Prominent Black Southern culture writer, researcher to speak at annual MLK convocation

Students link arms together on stage at MLK Convocation 2019.
Students link arms on the stage of Pearce Auditorium as part of a performance at a previous winter convocation.

Brenau University and the Black Faculty and Staff Association will host the annual winter convocation at 12:45 p.m. on Thursday, Jan. 19, in Pearce Auditorium.

Dr. Regina N. Bradley

Students, faculty and staff are invited to attend the keynote and following discussions on Thursday. The discussion will take place at 7 p.m. in Thurmond McRae Lecture Hall on the historic Gainesville campus.

“This year’s convocation focuses on the multitude of Martin Luther King’s messages on progress and struggle. We talk about his dream, because more work needs to be done and striving for that dream has to be continuous,” Madia Cooper-Ashirifi, president of the BFSA, said. “Our guest, Regina Bradley, Ph.D., will be talking about southern history and the struggles through her research of Black southern culture. Her books and talks reveal the significance of hip-hop in bridging the Black American South to the present and future.”

Bradley is an award-winning writer and researcher. She will present “OutKasting the System: Chronicling Struggle and Progress” as the keynote.

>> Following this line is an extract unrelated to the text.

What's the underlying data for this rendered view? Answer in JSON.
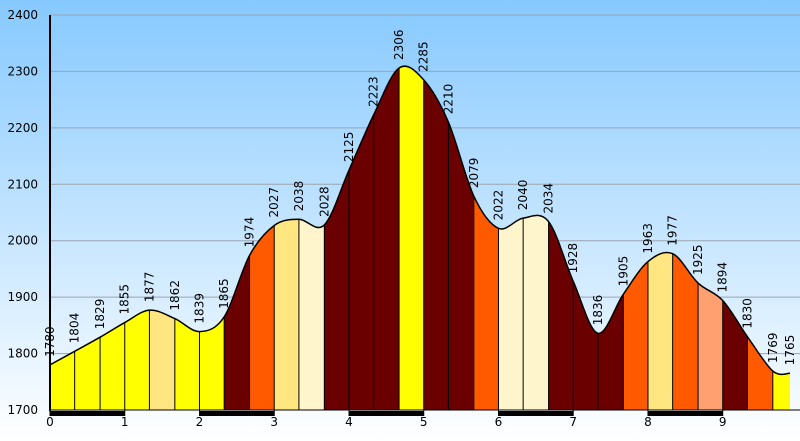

Bradley is the author of the book Chronicling Stankonia: the Rise of the Hip-Hop South, which explores how hip-hop, specifically Atlanta duo OutKast, influences the culture of the Black American South following the Civil Rights Movement.

She has also been featured in the Netflix docuseries Hip-Hop Evolution, and gave a TEDx Talk, “The Mountaintop Ain’t Flat,” in 2017. She is an associate professor of English and African Diaspora Studies at Kennesaw State University.

A post-convocation discussion will follow that evening at 7 p.m. in Thurmond McRae Lecture Hall and via Zoom. It will be led by student leaders and Cooper-Ashirifi. Students are encouraged to submit discussion questions using a QR code listed in their programs and on flyers around campus. The discussion is open to students both on ground and online.